Писать окончание прощального письма Марку мне в ту же секунду перехотелось.

— Какое предложение? — вываливаясь из оранжереи, завопила я, на ходу уничтожая незаконченную записку.

То, что я подслушивала, супругов никак не рассердило, наоборот, дало новый повод для веселья:

— Поднимайся к нам, и я тебе все расскажу. Хотя, у тебя такой хороший слух, может, и так разберемся? — подколол меня Виктор Игоревич.

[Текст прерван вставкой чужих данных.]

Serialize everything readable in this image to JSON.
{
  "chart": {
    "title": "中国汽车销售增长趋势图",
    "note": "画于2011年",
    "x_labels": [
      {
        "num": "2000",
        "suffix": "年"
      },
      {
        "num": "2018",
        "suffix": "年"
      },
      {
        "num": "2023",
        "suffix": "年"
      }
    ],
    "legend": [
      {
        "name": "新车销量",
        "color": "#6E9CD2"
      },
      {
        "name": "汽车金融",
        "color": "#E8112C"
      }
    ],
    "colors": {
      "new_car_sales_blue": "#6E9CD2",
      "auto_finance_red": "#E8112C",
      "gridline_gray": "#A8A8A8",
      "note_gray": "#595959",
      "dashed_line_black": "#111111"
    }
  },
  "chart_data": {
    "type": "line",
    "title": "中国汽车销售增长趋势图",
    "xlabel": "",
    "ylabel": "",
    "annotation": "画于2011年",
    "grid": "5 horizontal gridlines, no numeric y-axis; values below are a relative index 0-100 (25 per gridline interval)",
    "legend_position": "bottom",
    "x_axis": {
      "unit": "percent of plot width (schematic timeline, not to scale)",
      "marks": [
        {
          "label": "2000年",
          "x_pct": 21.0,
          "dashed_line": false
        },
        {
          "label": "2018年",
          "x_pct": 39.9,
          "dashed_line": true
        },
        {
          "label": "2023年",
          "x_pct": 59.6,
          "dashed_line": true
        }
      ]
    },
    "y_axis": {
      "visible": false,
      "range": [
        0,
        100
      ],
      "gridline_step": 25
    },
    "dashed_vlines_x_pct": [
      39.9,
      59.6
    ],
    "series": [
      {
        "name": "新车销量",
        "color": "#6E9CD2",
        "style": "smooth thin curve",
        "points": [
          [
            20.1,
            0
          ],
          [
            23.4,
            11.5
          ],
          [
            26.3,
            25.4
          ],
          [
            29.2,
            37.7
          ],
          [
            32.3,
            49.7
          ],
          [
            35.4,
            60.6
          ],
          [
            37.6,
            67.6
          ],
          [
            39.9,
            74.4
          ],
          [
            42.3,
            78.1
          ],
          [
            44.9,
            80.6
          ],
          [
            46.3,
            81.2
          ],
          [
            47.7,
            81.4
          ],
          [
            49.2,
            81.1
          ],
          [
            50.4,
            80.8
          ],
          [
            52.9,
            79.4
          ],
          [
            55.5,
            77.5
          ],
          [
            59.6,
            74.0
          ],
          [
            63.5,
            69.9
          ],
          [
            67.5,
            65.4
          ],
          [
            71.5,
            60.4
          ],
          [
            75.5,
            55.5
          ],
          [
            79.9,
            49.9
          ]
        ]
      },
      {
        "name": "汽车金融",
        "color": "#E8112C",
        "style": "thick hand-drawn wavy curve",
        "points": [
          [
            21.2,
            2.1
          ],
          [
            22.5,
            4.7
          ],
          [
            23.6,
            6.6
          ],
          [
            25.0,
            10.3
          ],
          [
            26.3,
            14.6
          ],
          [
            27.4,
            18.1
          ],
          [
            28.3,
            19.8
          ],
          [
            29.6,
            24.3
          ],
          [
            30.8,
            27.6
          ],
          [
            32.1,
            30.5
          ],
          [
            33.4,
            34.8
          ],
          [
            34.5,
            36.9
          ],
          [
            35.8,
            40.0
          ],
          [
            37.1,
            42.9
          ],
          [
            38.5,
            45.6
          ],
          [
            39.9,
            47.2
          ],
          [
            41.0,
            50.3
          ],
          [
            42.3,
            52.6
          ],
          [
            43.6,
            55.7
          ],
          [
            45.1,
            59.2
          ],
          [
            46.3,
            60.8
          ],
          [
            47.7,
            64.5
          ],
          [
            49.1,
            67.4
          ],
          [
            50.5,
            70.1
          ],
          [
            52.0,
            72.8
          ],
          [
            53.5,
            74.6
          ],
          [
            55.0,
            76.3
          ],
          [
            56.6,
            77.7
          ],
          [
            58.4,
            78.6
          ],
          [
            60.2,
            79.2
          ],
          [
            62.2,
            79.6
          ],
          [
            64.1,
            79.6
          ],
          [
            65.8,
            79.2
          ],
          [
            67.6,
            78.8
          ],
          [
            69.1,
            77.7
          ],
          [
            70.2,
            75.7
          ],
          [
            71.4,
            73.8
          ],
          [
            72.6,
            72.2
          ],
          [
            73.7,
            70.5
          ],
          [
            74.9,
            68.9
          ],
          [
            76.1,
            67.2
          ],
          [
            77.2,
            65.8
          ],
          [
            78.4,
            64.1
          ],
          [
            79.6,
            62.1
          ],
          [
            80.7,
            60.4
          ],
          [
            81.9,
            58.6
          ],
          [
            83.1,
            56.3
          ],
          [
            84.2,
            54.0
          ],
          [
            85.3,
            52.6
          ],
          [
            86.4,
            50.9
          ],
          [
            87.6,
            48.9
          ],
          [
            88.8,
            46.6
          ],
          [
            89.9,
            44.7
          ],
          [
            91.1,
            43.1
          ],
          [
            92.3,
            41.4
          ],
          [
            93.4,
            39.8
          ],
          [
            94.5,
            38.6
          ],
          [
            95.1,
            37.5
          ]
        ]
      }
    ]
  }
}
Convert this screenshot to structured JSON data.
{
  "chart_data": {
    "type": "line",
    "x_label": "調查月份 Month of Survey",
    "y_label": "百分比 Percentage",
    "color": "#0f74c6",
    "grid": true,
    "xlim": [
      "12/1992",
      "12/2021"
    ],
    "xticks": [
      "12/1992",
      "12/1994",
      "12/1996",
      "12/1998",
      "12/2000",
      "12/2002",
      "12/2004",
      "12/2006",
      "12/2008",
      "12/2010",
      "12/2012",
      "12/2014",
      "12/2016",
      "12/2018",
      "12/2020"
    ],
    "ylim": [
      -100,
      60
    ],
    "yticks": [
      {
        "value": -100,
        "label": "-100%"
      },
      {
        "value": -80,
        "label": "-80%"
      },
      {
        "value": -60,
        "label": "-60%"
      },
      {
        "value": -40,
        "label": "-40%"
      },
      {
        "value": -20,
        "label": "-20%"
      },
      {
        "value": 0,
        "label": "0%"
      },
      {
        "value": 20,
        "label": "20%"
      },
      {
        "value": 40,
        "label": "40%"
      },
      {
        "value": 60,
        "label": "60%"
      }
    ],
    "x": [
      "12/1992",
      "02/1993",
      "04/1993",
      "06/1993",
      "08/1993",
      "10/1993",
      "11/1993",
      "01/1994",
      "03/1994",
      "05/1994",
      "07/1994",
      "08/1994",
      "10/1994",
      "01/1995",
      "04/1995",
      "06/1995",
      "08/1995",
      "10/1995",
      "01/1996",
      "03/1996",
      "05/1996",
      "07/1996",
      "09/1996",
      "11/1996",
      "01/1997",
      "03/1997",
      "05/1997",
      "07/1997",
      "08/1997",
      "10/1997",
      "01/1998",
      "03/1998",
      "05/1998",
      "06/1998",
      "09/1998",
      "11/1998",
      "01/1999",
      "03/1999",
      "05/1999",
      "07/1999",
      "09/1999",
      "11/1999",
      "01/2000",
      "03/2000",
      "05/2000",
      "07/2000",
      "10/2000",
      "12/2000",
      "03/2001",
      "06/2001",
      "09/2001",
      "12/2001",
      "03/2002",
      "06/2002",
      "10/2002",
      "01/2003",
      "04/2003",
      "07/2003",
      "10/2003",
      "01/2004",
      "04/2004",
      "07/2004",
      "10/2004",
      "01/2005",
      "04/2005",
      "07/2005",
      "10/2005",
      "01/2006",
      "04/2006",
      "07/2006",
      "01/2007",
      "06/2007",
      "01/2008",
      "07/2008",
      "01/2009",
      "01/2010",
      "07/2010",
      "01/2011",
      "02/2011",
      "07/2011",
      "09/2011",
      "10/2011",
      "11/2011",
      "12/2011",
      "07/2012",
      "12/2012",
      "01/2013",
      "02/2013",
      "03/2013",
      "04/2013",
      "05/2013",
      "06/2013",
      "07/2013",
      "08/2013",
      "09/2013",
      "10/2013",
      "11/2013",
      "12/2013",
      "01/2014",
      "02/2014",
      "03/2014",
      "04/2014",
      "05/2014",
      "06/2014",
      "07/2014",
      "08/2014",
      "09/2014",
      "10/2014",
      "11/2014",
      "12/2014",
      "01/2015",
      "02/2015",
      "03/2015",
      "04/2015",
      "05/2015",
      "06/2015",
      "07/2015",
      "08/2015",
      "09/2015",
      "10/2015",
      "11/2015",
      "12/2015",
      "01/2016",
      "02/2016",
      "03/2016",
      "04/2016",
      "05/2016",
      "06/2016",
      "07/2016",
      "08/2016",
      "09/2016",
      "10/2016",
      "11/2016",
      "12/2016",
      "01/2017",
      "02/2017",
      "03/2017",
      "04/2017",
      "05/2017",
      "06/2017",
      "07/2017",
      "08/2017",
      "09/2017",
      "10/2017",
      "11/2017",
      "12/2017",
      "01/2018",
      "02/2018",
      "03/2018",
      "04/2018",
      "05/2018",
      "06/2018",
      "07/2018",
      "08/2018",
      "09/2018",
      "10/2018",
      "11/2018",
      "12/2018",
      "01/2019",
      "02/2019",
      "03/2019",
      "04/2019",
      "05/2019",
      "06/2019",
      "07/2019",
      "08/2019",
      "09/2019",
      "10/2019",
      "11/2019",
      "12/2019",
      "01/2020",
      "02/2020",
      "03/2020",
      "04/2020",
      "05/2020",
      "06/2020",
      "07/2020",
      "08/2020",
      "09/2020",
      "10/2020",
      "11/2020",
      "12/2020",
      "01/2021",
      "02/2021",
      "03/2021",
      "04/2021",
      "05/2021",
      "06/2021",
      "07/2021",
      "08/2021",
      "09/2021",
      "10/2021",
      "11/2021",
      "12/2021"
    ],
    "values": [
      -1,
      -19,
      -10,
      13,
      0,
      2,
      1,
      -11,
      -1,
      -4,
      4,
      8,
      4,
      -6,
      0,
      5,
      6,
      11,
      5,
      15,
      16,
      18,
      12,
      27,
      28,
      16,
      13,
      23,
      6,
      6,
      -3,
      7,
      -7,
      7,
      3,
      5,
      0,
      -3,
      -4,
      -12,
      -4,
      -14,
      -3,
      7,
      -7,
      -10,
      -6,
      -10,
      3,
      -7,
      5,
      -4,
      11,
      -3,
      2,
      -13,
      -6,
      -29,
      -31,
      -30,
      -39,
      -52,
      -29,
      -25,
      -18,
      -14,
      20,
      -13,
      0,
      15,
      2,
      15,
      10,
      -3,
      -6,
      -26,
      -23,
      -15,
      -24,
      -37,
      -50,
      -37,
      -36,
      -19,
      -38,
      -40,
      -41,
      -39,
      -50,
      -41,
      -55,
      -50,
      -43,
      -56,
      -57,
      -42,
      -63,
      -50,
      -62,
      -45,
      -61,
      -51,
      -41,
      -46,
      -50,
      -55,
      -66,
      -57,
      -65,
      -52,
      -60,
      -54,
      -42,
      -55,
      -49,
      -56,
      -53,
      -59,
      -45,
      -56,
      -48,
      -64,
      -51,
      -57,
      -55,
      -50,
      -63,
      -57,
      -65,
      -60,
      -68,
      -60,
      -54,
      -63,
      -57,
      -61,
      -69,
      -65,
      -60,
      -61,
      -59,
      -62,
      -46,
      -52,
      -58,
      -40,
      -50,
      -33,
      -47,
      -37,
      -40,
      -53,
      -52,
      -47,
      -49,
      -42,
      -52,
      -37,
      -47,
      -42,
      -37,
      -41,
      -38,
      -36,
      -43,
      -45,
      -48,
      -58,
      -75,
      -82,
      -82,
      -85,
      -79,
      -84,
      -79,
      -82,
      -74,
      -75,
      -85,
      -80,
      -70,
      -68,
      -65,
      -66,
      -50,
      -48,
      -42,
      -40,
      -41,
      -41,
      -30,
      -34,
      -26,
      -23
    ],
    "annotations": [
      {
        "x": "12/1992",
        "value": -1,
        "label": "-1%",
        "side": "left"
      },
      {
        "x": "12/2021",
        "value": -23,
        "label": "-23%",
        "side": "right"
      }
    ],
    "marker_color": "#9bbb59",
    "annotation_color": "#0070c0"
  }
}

Заливаясь румянцем, поправляя вечно съезжающие лямки сарафана и пытаясь пригладить непослушные пряди, выбивающиеся из туго завязанного хвостика, я все же поднялась вверх по винтовой лестнице и села рядом с ними в одно из плетеных кресел.

— Послушай. Ты у нас вроде как журналист? — резво начал Виктор Игоревич.

— Я не журналист, — подобная путаница статусов была крайне оскорбительна. — Я — писательница!

— Ну, не важно. Все равно писанина, что одно, что другое.

В эту минуту мне стало безумно стыдно за незаконченное прощальное послание и за испорченный день Марка. Он был сущим ангелом, раз терпел все мои выходки, при этом никогда не позволяя себе издеваться над моим творчеством или подкалывать пренебрежительными замечаниями в стиле "все равно писанина".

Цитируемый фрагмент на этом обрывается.